I drive westward along the flat, dry, fertile steppe, which occupies almost two-thirds of the entire Crimea, and then follow along a canal reinforced with concrete walls northward to the city of Dzhankoy, to Pumping Station No. 1. Water comes here from the Dnieper, through The Perekop isthmus connecting the peninsula with the Ukrainian mainland. Until this point, the water flows by gravity, says the station manager. Its pumps lift water about 30 feet [9.5 m] so that it then fills a network of canals and pipes that irrigate 1,500 square miles from April to November with wheat, barley, orchards, vineyards, and sunflower fields. This is the lifeblood, the circulatory system of Crimean agriculture. Before, up to the 1950s, “everything was like in the desert,” they tell me. “The people had camels.”
But water is not everything. On a collective farm where five harvesters are harvesting wheat, I hear that the harvest is good, but two-thirds of the proceeds will go to fuel. The Mir flower farm in the village of Yantarnoye sends a million tulips to Moscow and Kiev at the beginning of each year, but its numerous greenhouses will simply cease to function in the absence of fuel for heating.
If mainland Ukraine supplies Crimea with water in excess, it supplies it with petrol and oil in extremely insufficient quantities, since all this must come from Russia, and Ukraine has no money.
In fact, Ukraine is heavily indebted – reportedly the equivalent of $ 2.5 billion, or even more – and at times Russia threatens to cut off fuel supplies altogether. In September 1993, Presidents Kravchuk and Yeltsin met again in one of the former grand ducal palaces near Yalta [we are talking about the Massandra Palace] and announced a new agreement: in order to pay part of its debt, Ukraine will yield to Russia’s demand to have a share in the Black Sea Fleet!

But when Kravchuk returned to the capital, Ukrainian parliamentarians said they would never ratify the deal. After that, another agreement was reached: Ukraine receives 15% of the fleet and a loan at 35 percent [?]; The Sevastopol naval base should be leased to Russia. But ratification is still in question. So huge economic and political problems remain unresolved, and the Ukrainian coupon continues to fall lower and lower. The outlook is bleak and uncertain.
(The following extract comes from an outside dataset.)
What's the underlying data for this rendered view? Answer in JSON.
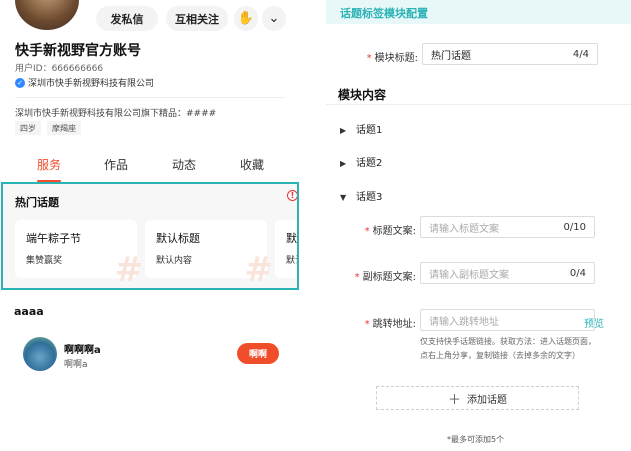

However, Crimea possesses such a product, for which, as it seems, there will always be consumers – and this product is priroda. In the spring, these are fields covered with poppies, just at the time when it is snowing in Moscow. In summer, these are Black Sea beaches and beneficial forest ethers, when the temperature of the sea water and the air temperature are the same. And in autumn, this is the charm of the southern coast, when the atmosphere is clear as crystal, and the colors of the sea and sky are unusually bright. Deciduous trees among evergreens turn yellow, crimson, and also red; the vineyards glow with purple and gold. People say that light breezes caress you – it feels like you are floating. They call it barkhatnyy sezon. That is why Crimea must look ahead and hope for the best, in spite of everything.